Last month I said on this blog that a lot of British people seldom wear shoes in their homes, but have no rule about it. I wonder if part of the reluctance to adopt a hard and fast rule is because we are a Protestant rather than a Catholic culture.
Without wishing to simplify things, the Catholic Church tends to be a little more keen on rules than most Protestant churches. The Catholic Church has definite requirements for it's members. They are required to attend mass every Sunday, to attend confession at least once a year and to keep the necessary fasts and feast days. Of course not all Catholics keep these obligations, but the individual Catholic knows whether or not he or she is doing these things.

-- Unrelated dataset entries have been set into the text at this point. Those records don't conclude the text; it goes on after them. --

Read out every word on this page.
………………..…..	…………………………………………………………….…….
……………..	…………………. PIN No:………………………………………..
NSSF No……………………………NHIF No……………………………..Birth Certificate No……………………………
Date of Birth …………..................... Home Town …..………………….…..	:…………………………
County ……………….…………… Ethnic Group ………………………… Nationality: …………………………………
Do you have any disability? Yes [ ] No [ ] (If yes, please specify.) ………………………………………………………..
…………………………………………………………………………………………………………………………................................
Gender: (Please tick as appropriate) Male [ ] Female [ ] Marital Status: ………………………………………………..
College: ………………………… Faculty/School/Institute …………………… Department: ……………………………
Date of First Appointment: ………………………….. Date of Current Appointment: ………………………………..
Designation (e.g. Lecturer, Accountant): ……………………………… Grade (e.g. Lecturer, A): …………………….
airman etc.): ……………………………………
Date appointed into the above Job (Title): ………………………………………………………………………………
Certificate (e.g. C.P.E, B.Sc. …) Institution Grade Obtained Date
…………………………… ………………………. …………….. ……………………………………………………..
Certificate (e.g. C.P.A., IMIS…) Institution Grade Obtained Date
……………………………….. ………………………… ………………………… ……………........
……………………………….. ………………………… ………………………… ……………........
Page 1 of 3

In contrast in the evangelical denomination I attend, there is no definite list of what is required of members. I find it rather difficult to know exactly what I am expected to do. I find this tends to collude with my natural laziness and fails to give me much discipline and has therefore contributed to my general lack of devotion. I find I am rather drawn to Catholicism with it's rather more formal disciplines.
I think there is something to be said for rules. They instill a discipline as we keep them.
A family without a shoes-off rule may generally take their shoes off and this helps to keep the house clean. They let guests and visitors come in with their shoes on and this might in itself not make much difference to how clean the floors are. However, their willingness not to require shoes-off of visitors will likely lead the family to be less strict about their own shoe-removal. They will find themselves sometimes keeping their shoes on and being less bothered if their children fail to remove their shoes.
The presence of a rule creates a boundary that ensures consistency.